Алексей Аркадьевич Наседкин / Aleksey Nasedkin

Успехи пришли к Алексею Аркадьевичу Наседкину рано и, казалось, могли бы вскружить ему голову... Он, родился в Москве, учился в Центральной музыкальной школе, занимался по классу фортепиано у Анны Даниловны Артоболевской — опытного педагога, вырастившего А. Любимова, Л. Тимофееву и других известных музыкантов. В 1958 году, 15-летним подростком, Наседкин был удостоен чести выступить на Всемирной выставке в Брюсселе. «Это был концерт, состоявшийся в рамках дней советской культуры, — рассказывает он. — Сыграл я, помнится, Третий концерт для фортепиано с оркестром Баланчивадзе; аккомпанировал мне Николай Павлович Аносов. Тогда-то, в Брюсселе, я собственно и дебютировал на большой эстраде. Говорили, будто бы неплохо...»

Годом позднее юноша поехал в Вену, на Всемирный фестиваль молодежи, и привез оттуда золотую медаль. Ему вообще «везло» на участие в конкурсах. «Везло, поскольку к каждому из них я усиленно готовился, подолгу и кропотливо работал за инструментом, это, естественно, и заставляло меня идти вперед. В творческом отношении, полагаю, конкурсы дали мне не слишком много...» Так или иначе, став студентом Московской консерватории (он занимался вначале у Г. Г. Нейгауза, а после его кончины у Л. Н. Наумова), Наседкин испробовал свои силы, и весьма успешно, еще в нескольких соревнованиях. В 1962 году он стал лауреатом Конкурса имени Чайковского. В 1966 году вошел в тройку призеров на международном конкурсе в Лидсе (Великобритания). Особенно «урожайным» на призы оказался для него год 1967-й. «На протяжении каких-нибудь полутора месяцев я принял участие сразу в трех состязаниях. Первым был Конкурс имени Шуберта в Вене. Вслед за ним там же, в столице Австрии,— соревнование на лучшее исполнение музыки XX века. Наконец, конкурс камерных ансамблей в Мюнхене, где я играл вместе с виолончелисткой Наталией Гутман». И всюду Наседкин занял первые места. Известность не оказала ему недоброй услуги, как иногда случается. Награды и медали, возрастая числом, не ослепили его своим сиянием, не сбили с творческого курса.

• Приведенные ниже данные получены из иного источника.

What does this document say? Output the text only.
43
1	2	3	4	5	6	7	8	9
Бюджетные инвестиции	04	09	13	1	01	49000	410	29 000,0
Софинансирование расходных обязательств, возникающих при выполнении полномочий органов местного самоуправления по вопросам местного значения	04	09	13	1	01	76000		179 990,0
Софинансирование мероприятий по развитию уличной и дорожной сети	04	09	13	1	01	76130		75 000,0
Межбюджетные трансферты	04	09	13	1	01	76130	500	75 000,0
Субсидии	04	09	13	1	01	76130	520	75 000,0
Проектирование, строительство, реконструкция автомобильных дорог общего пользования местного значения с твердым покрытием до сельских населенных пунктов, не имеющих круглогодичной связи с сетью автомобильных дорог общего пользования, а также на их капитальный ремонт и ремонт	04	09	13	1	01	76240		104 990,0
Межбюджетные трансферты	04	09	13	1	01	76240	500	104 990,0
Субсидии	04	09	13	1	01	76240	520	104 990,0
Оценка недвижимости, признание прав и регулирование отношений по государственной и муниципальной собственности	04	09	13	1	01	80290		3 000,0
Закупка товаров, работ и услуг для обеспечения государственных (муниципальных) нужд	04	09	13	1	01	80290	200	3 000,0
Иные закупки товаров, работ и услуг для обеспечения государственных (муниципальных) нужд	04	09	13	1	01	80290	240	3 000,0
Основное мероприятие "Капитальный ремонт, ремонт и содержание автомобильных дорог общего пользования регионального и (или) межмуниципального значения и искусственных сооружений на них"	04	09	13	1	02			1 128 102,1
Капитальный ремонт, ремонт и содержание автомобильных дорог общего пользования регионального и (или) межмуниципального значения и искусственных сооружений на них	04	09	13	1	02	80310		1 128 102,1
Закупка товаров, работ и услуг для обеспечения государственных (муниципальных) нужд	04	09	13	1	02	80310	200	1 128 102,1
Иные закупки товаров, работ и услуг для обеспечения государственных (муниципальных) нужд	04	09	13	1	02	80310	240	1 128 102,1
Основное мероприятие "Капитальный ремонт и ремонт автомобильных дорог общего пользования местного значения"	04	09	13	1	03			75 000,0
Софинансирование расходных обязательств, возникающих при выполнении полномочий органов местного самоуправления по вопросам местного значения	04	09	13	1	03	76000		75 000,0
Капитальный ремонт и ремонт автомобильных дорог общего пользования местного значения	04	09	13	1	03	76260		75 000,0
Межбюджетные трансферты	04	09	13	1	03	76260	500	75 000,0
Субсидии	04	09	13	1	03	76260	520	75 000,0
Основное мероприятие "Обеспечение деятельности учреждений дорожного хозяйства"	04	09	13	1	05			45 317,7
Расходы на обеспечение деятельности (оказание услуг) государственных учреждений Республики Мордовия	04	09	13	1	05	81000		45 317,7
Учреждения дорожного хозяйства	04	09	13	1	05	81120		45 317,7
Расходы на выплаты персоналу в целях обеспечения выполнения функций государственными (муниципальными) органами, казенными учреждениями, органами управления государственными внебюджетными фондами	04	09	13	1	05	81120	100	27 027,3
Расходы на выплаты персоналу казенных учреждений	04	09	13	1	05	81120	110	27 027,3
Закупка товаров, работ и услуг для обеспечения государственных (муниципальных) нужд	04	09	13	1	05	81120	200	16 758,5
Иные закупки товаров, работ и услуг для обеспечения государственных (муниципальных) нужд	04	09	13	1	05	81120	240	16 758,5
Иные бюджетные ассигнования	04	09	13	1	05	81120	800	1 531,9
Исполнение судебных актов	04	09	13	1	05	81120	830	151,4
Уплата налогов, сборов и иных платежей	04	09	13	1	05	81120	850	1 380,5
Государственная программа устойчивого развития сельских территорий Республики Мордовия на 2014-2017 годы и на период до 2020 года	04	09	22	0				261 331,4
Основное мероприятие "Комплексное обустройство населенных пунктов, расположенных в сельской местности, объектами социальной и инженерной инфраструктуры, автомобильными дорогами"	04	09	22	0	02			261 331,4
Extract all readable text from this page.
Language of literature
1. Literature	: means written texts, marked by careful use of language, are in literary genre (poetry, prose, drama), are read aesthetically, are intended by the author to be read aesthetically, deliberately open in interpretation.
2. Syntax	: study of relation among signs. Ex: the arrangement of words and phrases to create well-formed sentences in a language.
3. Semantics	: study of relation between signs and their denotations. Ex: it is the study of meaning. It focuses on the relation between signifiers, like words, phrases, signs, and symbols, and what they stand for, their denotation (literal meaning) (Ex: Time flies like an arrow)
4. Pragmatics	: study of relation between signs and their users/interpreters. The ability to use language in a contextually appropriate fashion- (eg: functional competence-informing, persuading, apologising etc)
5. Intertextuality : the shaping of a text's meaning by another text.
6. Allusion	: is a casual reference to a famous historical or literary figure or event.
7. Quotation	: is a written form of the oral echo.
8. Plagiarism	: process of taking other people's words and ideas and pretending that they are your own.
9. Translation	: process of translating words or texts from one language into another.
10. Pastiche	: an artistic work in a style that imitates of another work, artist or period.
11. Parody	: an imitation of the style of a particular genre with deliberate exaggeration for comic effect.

Учитель Наседкина, Г. Г. Нейгауз, отмечал в свое время одну характерную черту своего воспитанника — высокоразвитый интеллект. Или, как он выражался, «конструктивную силу ума». Может показаться странным, но именно это импонировало вдохновенному романтику Нейгаузу: в 1962 году, в пору, когда его класс представлял созвездье талантов, он посчитал возможным назвать Наседкина «лучшим из своих питомцев» (Нейгауз Г. Г. Размышления, воспоминания, дневники. С. 76.). Действительно, уже с юности в игре пианиста можно было почувствовать зрелость, серьезность, обстоятельную продуманность, что сообщало его музицированию особый аромат. Не случайно к числу наивысших достижений Наседкина-интерпретатора относят обычно медленные части шубертовских сонат — до-минорной (соч. посмертное), ре-мажорной (соч. 53) и других. Тут в полной мере раскрывается его склонность к углубленным творческим медитациям, к игре «concentrando», «pensieroso». Больших высот достигает артист в произведениях Брамса — в обоих фортепианных концертах, в Рапсодии ми-бемоль мажор (соч. 119), в ля-минорном или ми-бемоль-минорном интермеццо (соч. 118). Нередки у него удачи в сонатах Бетховена (Пятой, Шестой, Семнадцатой и других), в сочинениях некоторых иных жанров. Музыкальные критики любят, как известно, нарекать пианистов-исполнителей именами популярных героев шумановского Давидсбунда — кого порывистым Флорестаном, кого мечтательным Эвзебием. Реже вспоминается, что в рядах давидсбюндлеров был и такой характерный персонаж, как майстер Раро — спокойный, рассудительный, всезнающий, трезво мыслящий. В иных трактовках Наседкина отчетливо просматривается временами печать майстера Раро...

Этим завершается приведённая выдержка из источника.